Rezension

Schöner Erzählstil - aber für mich zu grausam und zu lang

Der Halbbart - Charles Lewinsky

Der Halbbart
von Charles Lewinsky

Schwyz - Einsiedeln - Mittelalter - Marchenstreit - Hartes Leben auf dem Land - Macht der Kirche - Kriege - Misshandlungen - Außenseiter - Geschichtenerzähler

Der Junge Sebi ist etwas 11 Jahre alt und wohnt in einem kleinen Dorf in der Talschaft Schwyz. Es ist das frühe 14. Jahrhundert. Das Leben ist hart, anerkannt ist, wer stark ist und sich durchsetzen kann. Sebi ist dafür kaum geeignet. Er ist ein sogenannter "Finnögel", ein zartes Kerlchen - weder fürs Kämpfen noch für die Feldarbeit zu gebrauchen. Er ist zwar sehr intelligent - genauso wie sein älterer Bruder Geni - aber das zählt in diesen Zeiten wenig. Schule gibt es nicht. Und Lesen und Schreiben können nur einige Mönche im Kloster Einsiedeln. Dort will er vielleicht mal hin - denn was soll er sonst machen? Doch dann kommt ein Fremder ins Dorf. Er hat ein verunstaltetes Gesicht und nur einen halben Bart - daher der Titel "Der Halbbart". Der Fremde macht sich bald als Ratgeber und Helfer bei medizinischen Dingen einen Namen. Und er wird für Sebi zu einer Art Vater-Ersatz. Denn sein eigener Vater ist früh gestorben und auch die Mutter wird bald das Zeitliche segnen. Sebi wird also durch viele Wechselfälle des Lebens gehen - und das alles, bis er ungefähr 14 ist. Diese Zeit erzählt das Buch bzw. Sebi erzählt. Seine Erzählweise ist lakonisch, auch humorvoll und voller Weisheiten. Manchmal schon fast zu viel Weisheiten für so einen jungen Kerl - aber Kindheit in dem Sinne gab es damals nicht. Kinder mussten helfen und arbeiten und ganz früh erwachsen werden.

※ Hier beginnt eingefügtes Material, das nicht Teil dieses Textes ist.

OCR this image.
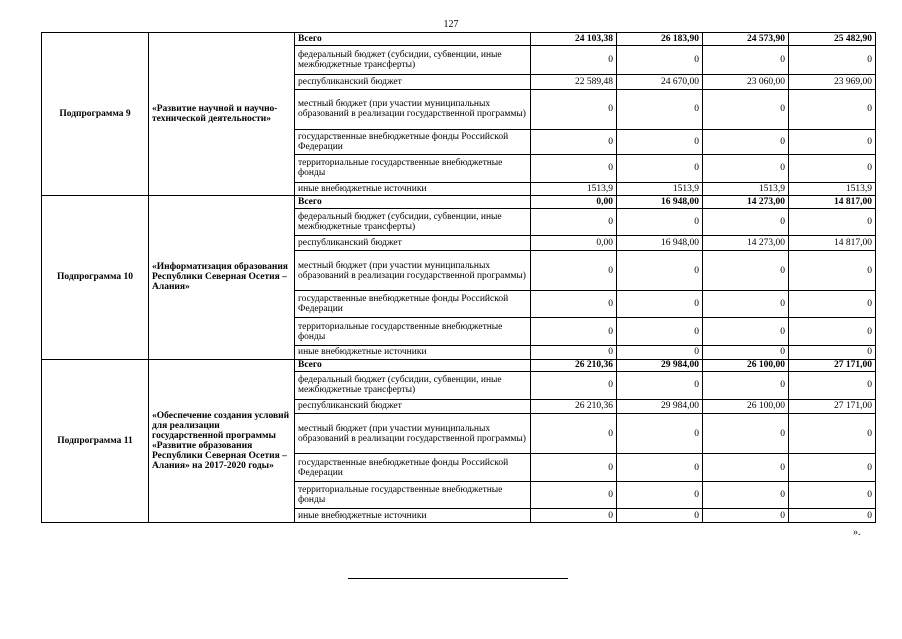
127
Подпрограмма 9	«Развитие научной и научно-технической деятельности»	Всего	24 103,38	26 183,90	24 573,90	25 482,90
		федеральный бюджет (субсидии, субвенции, иные межбюджетные трансферты)	0	0	0	0
		республиканский бюджет	22 589,48	24 670,00	23 060,00	23 969,00
		местный бюджет (при участии муниципальных образований в реализации государственной программы)	0	0	0	0
		государственные внебюджетные фонды Российской Федерации	0	0	0	0
		территориальные государственные внебюджетные фонды	0	0	0	0
		иные внебюджетные источники	1513,9	1513,9	1513,9	1513,9
Подпрограмма 10	«Информатизация образования Республики Северная Осетия – Алания»	Всего	0,00	16 948,00	14 273,00	14 817,00
		федеральный бюджет (субсидии, субвенции, иные межбюджетные трансферты)	0	0	0	0
		республиканский бюджет	0,00	16 948,00	14 273,00	14 817,00
		местный бюджет (при участии муниципальных образований в реализации государственной программы)	0	0	0	0
		государственные внебюджетные фонды Российской Федерации	0	0	0	0
		территориальные государственные внебюджетные фонды	0	0	0	0
		иные внебюджетные источники	0	0	0	0
Подпрограмма 11	«Обеспечение создания условий для реализации государственной программы «Развитие образования Республики Северная Осетия – Алания» на 2017-2020 годы»	Всего	26 210,36	29 984,00	26 100,00	27 171,00
		федеральный бюджет (субсидии, субвенции, иные межбюджетные трансферты)	0	0	0	0
		республиканский бюджет	26 210,36	29 984,00	26 100,00	27 171,00
		местный бюджет (при участии муниципальных образований в реализации государственной программы)	0	0	0	0
		государственные внебюджетные фонды Российской Федерации	0	0	0	0
		территориальные государственные внебюджетные фонды	0	0	0	0
		иные внебюджетные источники	0	0	0	0
».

Es war der Erzählton, der mich die ersten 300 Seiten durch das Buch getragen hat und mich berührt und begeistert hat. Doch danach wurden die Geschehnisse immer grausamer (abgetrennte Beine, Vergewaltigung, tote Babys im Kloster die im Schweinetrog entsorgt werden sollten usw.). Und ich hatte immer weniger Lust, weiter zu lesen. Immer wieder verschwanden lieb gewordene Personen. Und nicht so sehr viele Lichtstreife am Horizont. Sicherlich sind die Beschreibungen realistisch - das Mittelalter war eine grausame Zeit - aber irgendwann mochte ich es nicht mehr lesen. Der Zauber der Erzählkunst wirkte nicht mehr. Besonders betroffen haben mich die Machenschaften und die Scheinheiligkeit der Mönche und Äbte. Und die Bravheit der Dörfler, die mit Drohungen von Fegefeuer und Hölle in Schach gehalten wurden. Das war ja noch bis Anfang des letzten Jahrhunderts sehr verbreitet - auch in Deutschland. Ich erinnere mich noch an die Geschichten meiner Oma....

Nein, das Lesen ist mir dann schwergefallen. Wobei ich sagen muss, dass ich dem Autor großes Können, gute Recherchen und vor allem eine tolle Sprache attestieren muss. Menschen, die sich fürs Mittelalter interessieren, finden mit diesem Buch die ideale Lektüre.

Aber ich habe jetzt beschlossen: Nie mehr Mittelalter!